Disappearing into the closet, she came out a few minutes later wearing a pleated gold and burnt orange dress, kind of Grecian looking, that hung from her shoulders straight to the floor. Her arms were bare, so that she wouldn’t have to deal with sleeves when she played. The overall look was stunning. Slipping into a pair of four-inch stilettos, she said, “Will you please zip me up and hook my necklace?”

I leaped to assist her. She put her new earrings on, and said, “You look very handsome. Come sit down and let me tie your tie.”

When she finished, she pulled me to my feet and turned me so that we could look at ourselves in the mirror. “I not only get to be the star of the evening,” she said with a smile, “I also get to parade the most handsome man in the place on my arm. All the women will be so jealous.”
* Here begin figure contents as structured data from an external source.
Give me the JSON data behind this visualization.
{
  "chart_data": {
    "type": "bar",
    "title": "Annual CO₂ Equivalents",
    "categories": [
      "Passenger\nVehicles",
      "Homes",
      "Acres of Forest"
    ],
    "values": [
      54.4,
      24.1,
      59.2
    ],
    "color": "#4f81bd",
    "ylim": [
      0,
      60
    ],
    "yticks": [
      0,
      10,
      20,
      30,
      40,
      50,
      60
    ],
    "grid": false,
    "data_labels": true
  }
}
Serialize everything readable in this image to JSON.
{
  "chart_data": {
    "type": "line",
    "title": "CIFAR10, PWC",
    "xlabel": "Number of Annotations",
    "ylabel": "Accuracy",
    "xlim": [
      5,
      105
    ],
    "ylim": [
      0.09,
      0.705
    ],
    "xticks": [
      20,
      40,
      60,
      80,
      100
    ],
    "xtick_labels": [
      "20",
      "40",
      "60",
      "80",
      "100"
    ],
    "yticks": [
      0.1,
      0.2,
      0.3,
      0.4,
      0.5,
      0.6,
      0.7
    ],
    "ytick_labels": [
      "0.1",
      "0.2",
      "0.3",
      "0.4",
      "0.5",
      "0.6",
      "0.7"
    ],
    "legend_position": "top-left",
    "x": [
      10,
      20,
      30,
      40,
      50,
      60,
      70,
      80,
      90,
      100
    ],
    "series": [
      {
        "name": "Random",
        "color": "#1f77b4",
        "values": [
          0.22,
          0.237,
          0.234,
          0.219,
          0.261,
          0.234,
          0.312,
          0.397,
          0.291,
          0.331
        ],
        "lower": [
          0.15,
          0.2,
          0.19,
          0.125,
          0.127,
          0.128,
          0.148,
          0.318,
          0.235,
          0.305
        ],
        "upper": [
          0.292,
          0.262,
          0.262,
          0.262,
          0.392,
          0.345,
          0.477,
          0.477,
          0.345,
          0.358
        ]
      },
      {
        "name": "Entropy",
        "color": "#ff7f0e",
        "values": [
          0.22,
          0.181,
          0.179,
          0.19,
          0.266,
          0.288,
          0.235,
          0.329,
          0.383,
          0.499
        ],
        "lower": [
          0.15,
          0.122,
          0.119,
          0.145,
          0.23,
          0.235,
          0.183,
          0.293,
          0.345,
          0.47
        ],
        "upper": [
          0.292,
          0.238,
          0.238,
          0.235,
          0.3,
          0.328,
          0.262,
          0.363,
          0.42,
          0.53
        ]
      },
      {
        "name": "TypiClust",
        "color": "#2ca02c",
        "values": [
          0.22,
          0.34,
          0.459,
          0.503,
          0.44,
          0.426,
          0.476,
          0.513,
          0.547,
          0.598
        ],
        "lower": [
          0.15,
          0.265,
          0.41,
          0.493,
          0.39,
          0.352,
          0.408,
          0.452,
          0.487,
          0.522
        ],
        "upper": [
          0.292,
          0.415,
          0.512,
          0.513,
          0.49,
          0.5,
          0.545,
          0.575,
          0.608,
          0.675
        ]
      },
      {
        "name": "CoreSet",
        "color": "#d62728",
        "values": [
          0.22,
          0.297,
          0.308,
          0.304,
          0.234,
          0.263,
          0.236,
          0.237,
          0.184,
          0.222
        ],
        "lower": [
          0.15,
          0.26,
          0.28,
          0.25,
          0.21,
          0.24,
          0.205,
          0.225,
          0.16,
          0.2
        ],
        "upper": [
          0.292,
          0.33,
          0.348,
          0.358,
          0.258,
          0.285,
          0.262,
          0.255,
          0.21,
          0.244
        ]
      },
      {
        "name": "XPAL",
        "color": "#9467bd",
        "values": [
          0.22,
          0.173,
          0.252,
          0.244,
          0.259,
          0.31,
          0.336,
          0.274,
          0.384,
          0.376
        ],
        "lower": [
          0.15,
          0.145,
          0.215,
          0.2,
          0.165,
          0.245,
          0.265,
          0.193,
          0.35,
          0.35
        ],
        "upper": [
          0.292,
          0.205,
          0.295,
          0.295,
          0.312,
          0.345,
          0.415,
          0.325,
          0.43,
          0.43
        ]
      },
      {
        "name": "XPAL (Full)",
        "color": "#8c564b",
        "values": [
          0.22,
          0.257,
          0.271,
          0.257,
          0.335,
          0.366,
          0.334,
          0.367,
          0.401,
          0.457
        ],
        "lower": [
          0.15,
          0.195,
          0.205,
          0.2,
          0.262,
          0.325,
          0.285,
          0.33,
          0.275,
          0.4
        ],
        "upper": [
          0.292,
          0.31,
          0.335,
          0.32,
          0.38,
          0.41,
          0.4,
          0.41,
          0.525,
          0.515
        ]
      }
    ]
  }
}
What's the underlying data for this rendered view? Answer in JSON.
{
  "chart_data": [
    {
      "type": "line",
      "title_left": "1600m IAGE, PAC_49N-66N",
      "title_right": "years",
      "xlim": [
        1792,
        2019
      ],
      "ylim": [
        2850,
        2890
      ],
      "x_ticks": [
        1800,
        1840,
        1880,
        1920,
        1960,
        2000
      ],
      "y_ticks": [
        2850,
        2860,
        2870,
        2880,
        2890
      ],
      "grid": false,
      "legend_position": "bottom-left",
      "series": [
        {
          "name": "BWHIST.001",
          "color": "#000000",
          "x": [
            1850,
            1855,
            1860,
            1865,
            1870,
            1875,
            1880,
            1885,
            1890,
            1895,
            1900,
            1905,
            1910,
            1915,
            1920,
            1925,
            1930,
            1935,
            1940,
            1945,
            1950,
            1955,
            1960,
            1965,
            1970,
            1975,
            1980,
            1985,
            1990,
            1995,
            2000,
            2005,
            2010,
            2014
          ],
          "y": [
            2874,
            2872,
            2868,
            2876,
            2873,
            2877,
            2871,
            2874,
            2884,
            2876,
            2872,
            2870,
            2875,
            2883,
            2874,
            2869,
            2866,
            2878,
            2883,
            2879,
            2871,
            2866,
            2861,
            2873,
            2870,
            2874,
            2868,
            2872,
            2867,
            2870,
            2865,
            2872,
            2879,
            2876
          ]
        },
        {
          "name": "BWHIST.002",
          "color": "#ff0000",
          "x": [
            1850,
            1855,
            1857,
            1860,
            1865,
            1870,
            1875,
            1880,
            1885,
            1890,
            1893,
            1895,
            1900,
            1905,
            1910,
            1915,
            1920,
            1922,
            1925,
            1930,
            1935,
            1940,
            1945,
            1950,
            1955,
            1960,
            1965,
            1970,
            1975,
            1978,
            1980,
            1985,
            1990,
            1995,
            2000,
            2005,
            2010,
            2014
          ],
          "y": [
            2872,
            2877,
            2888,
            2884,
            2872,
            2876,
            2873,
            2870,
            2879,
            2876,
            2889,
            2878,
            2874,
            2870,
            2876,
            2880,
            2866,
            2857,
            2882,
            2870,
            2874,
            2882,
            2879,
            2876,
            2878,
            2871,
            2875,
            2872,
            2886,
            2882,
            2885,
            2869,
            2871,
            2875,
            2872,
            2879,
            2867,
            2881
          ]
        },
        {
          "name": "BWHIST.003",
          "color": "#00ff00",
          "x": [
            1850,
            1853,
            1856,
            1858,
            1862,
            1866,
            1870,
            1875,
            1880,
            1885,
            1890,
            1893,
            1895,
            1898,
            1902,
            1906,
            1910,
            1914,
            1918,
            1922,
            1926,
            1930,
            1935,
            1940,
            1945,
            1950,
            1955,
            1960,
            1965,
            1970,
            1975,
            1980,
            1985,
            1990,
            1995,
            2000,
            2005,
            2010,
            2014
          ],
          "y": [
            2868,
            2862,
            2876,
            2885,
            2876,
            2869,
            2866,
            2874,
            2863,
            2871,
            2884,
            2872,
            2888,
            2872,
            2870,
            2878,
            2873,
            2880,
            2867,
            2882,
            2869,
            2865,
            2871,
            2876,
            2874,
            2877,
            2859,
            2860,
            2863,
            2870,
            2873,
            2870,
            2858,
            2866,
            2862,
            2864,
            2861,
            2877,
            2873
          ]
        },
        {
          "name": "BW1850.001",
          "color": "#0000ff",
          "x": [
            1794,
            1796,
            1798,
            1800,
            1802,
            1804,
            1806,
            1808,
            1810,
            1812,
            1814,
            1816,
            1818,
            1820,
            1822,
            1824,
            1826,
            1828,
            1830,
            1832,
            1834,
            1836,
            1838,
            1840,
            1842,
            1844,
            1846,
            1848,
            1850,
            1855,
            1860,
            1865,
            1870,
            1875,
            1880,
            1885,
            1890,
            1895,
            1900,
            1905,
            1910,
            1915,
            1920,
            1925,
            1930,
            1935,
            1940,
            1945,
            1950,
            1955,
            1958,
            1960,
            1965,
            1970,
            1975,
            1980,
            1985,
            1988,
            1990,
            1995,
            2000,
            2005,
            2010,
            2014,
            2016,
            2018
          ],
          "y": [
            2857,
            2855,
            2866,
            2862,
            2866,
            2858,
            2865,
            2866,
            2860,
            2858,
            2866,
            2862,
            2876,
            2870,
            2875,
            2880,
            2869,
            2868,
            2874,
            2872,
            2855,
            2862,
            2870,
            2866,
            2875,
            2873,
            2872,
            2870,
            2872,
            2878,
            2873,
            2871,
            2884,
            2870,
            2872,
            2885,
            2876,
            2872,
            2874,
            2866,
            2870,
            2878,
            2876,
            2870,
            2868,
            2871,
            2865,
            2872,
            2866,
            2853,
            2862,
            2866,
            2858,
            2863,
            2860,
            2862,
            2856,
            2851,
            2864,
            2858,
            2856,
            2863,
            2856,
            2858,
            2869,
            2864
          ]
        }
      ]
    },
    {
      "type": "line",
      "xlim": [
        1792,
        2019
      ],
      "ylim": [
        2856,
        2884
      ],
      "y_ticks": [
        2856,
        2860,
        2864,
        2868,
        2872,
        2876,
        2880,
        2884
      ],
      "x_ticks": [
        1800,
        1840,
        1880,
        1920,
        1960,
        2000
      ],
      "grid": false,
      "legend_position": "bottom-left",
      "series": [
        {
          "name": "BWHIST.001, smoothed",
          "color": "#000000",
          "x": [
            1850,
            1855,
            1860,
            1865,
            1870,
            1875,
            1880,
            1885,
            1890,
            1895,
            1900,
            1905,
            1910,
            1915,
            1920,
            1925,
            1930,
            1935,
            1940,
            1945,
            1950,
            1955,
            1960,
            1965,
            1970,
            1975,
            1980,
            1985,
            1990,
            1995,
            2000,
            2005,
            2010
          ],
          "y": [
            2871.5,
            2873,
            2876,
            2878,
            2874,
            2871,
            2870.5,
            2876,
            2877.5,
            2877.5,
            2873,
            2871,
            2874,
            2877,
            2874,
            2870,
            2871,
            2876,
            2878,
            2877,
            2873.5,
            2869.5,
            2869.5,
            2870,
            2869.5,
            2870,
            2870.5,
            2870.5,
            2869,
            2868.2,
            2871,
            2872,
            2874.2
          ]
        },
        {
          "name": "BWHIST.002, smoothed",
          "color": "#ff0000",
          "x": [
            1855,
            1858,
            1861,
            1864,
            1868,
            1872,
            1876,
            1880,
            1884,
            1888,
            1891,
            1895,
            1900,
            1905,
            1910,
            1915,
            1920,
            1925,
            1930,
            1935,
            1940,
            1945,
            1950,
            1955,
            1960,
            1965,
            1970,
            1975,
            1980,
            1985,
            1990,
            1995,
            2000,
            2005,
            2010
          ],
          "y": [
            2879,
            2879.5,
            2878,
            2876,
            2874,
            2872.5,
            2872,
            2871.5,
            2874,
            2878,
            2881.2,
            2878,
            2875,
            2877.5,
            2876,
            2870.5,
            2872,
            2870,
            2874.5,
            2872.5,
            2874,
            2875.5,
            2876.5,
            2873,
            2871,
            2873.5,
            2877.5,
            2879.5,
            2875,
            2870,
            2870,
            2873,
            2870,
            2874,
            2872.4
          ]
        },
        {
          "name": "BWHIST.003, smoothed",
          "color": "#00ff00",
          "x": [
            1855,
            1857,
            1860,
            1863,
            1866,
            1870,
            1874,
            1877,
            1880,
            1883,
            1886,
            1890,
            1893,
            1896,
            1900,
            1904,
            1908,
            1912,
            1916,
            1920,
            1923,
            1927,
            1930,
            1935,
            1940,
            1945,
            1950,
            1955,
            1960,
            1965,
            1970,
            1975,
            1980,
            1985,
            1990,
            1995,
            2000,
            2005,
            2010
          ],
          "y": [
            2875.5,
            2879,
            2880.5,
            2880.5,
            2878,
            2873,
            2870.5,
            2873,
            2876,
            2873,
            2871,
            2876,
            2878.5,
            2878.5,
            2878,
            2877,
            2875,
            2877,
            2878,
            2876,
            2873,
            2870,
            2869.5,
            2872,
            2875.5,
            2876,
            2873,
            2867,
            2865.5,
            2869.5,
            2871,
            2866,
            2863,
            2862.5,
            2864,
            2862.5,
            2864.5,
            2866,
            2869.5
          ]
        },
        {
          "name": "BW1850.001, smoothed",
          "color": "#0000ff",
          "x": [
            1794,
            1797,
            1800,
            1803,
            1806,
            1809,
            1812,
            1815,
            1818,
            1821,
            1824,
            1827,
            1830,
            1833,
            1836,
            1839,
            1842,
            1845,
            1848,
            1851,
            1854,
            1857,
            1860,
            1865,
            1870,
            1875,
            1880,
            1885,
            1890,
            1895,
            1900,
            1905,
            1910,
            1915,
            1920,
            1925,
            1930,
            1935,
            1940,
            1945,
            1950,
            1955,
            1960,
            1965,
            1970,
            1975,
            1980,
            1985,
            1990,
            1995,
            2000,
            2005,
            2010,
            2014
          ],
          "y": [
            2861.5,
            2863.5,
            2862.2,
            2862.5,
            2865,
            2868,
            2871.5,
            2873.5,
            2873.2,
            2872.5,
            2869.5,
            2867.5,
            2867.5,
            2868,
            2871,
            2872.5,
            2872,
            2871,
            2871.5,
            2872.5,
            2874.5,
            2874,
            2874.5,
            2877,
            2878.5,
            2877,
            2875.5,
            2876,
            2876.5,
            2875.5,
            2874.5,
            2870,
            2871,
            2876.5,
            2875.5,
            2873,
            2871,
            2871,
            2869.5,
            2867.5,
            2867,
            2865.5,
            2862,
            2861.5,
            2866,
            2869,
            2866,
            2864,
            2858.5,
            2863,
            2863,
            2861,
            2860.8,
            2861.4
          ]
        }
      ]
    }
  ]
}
Going back into the closet, she hauled out a long fur coat and handed it to me, then turned so that I could help her put it on.

“Where did you get this?” I asked. “Is it mink?”

“Yes, it’s mink. My agent provides it. If you remember, I insisted that he bear all the costs of my performances. The dress, the coat, the limo and hotel room, all travel expenses. Even the makeup. That’s why he’s getting fifteen percent instead of ten. I don’t want to mess with all that crap. My mother loved the frantic scurrying around, the shopping, all that stuff. I think it’s a pain in the ass.”